A company is a separate legal entity capable of holding assets in its own name and liable for its own obligations. A company is owned by shareholders. The liability of shareholders is usually limited to the amount of their shareholding guarantee. This means that shareholders can limit their personal liability and are not generally liable for the debts of the company.
Directors manage the day to day business affairs of the company. There are a number of duties and obligations for company directors including an obligation that a director must act in the best interests of the company.
In Australia, the most common forms of company are:
- Private company (or a proprietary limited company): this is a company which can not offer its shares to the public and cannot raise money from the general public through a share issue.
- Public company: is a company whose shares are owned by the public at large, with the company’s shares usually listed for trade on a stock exchange.
Companies are regulated by the Australian Securities Investment Commission (ASIC) and governed by the Corporations Act.
How to set up a company
An Australian company must be registered with ASIC. When ASIC registers a company, the company will be given an Australian Company Number (ACN).
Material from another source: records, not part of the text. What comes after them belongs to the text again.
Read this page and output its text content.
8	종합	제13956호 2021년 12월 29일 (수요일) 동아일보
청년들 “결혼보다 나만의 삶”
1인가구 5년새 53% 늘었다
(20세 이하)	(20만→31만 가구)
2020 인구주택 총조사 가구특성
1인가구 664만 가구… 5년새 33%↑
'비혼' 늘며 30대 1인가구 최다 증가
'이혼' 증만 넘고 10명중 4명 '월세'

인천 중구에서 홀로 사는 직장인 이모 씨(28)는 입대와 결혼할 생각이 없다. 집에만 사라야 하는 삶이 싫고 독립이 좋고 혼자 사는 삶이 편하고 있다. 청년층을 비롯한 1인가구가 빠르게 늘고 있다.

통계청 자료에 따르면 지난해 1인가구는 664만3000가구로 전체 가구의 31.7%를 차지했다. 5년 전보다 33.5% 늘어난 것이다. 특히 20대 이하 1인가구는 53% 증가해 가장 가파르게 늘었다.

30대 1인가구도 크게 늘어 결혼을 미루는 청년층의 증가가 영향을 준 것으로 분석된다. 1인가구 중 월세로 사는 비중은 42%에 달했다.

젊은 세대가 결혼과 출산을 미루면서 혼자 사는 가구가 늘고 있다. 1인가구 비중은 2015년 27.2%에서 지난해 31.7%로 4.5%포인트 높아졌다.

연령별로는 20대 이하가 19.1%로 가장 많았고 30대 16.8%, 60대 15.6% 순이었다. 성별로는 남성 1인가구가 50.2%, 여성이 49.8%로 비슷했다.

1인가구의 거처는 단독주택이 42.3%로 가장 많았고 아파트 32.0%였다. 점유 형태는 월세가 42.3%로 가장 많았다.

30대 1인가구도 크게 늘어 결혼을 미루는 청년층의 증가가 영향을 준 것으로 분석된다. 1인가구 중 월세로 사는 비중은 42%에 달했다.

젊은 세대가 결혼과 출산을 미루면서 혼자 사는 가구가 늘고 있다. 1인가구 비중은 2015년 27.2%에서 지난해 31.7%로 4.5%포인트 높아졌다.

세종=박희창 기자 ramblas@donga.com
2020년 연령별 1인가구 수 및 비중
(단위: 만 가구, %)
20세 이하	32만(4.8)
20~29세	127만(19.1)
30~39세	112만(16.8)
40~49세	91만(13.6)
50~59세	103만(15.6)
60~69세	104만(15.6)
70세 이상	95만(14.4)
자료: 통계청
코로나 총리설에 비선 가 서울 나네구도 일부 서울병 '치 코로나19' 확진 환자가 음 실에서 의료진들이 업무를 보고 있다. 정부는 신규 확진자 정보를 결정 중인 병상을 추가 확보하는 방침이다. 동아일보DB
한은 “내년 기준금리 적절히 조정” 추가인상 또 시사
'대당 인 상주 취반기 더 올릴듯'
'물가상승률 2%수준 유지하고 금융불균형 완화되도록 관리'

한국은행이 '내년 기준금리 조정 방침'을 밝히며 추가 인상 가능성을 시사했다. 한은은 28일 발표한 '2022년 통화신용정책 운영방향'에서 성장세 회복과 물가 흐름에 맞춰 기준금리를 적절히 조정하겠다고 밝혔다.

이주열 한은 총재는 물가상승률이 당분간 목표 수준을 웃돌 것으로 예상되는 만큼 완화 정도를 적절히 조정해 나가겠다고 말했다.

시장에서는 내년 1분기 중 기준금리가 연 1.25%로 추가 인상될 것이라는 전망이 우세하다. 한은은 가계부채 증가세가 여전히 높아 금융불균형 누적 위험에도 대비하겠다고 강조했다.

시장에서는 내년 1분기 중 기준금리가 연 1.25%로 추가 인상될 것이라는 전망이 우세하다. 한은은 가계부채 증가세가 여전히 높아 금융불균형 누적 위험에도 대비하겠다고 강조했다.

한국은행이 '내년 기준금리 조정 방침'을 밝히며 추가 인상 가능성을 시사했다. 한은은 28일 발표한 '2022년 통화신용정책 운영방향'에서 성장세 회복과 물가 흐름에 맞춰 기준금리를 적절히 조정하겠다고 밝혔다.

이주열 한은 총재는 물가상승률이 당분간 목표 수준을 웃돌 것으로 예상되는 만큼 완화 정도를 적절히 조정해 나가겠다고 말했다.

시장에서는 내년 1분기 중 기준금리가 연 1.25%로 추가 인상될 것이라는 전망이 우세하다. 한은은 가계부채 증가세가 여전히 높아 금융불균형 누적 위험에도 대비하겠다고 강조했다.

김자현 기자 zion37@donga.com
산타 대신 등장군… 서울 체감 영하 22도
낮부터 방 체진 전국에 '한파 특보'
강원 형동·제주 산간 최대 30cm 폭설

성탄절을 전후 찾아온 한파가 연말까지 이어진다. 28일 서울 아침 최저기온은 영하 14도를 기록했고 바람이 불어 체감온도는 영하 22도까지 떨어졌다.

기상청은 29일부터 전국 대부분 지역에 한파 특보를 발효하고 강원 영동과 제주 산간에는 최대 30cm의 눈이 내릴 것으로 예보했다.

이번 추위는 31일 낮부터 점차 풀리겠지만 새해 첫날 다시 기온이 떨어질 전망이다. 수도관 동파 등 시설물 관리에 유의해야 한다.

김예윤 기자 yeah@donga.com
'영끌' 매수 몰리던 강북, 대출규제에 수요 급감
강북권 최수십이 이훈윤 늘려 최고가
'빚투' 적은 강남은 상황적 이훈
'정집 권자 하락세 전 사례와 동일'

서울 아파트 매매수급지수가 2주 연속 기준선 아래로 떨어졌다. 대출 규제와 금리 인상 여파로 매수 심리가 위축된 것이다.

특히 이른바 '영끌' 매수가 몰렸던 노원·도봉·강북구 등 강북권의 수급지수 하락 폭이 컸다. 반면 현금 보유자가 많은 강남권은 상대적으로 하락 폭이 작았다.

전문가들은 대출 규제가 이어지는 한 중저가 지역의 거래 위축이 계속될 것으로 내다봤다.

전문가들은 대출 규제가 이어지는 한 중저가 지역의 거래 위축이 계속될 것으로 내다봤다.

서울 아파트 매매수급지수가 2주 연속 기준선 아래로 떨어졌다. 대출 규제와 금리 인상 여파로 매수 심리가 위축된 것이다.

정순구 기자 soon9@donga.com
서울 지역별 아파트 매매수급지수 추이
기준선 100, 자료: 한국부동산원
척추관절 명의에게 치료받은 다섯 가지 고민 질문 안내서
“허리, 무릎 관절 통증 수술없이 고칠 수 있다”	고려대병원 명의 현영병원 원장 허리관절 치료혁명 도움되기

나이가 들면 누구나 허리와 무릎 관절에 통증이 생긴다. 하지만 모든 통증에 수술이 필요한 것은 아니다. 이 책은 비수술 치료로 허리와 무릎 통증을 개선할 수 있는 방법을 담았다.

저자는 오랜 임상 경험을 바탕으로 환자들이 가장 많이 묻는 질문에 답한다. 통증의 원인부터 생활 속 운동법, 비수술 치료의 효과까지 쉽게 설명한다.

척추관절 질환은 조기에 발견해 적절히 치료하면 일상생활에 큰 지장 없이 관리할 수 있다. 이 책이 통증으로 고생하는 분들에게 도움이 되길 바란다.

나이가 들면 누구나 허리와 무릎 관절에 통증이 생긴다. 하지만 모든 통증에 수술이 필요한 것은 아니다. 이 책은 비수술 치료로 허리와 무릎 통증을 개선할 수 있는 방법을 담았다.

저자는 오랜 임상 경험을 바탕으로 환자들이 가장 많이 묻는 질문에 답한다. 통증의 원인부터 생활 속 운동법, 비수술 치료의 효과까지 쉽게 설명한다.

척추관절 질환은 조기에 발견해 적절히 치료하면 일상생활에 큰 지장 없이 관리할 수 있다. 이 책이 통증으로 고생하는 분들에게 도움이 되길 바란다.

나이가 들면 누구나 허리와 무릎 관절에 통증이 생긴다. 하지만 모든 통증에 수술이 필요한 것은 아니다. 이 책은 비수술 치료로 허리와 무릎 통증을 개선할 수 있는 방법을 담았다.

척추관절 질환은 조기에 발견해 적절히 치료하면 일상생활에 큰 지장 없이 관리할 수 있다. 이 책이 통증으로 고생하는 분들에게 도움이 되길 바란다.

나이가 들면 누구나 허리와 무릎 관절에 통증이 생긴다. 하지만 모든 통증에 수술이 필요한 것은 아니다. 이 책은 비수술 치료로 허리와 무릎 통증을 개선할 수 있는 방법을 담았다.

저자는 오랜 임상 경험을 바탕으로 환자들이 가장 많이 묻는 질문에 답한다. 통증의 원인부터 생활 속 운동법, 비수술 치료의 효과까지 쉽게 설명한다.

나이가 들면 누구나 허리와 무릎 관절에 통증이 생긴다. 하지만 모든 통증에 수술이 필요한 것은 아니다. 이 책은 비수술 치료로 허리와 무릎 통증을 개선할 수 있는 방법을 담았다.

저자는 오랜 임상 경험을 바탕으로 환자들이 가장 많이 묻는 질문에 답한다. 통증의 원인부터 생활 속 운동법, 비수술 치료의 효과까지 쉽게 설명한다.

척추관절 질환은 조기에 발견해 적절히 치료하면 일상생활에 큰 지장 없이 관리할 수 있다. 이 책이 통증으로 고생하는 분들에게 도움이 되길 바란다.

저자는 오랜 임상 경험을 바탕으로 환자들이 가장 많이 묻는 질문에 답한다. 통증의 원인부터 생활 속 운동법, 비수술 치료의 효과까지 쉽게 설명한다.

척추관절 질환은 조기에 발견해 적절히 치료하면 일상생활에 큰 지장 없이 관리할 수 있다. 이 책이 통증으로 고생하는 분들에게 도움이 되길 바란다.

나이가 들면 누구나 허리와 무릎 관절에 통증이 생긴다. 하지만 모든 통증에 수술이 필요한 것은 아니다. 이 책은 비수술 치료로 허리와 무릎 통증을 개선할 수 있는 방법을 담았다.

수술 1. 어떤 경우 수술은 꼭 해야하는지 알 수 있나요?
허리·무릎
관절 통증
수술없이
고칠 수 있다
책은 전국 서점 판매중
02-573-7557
An application must nominate a principal place of business and registered office for the company.
Prior to lodging an application for registration, consideration should be given to:
- the proposed company name. A check should be undertaken to confirm the availability of the proposed name. If no name is specified in the application, the company will be referred to by its ACN.
- what rules will apply to govern the company. This can generally be the replaceable rules from the Corporations Act (which means that the company does not require its own written constitution), a constitution or a combination of the two.
- who will be the shareholders and directors of the company.
A company needs its own Tax File Number, which can be obtained online from the Australian Taxation Office (ATO) and an annual tax return must be filed.
A company must be registered for GST if its annual turnover is $75,000 or more. An Australian Business Number (ABN) is required to register for GST and can be obtained online through the Australian Business Register.
Pros and cons
The advantages of forming a company include:
- liability for shareholders is limited
- easier to raise finance for expansion
- ownership can be easily transferred
- taxation rates can be favourable
The disadvantages include:
- expensive to form, maintain and wind up
- reporting requirements can be complex
- must publicly disclose key information
- owners cannot offset losses against other income
A company might be a suitable business structure for unrelated parties who want to commence a business venture together, where there is a degree of risk and limited liability is wanted or where there is a desire to list the company on the stock exchange.
Establishment of a company and ongoing administrative and compliance costs associated with the Corporations Act can be high. An accountant or lawyer can help you understand the cost and risks of a company and explain whether a company structure would be suitable for your business going forward.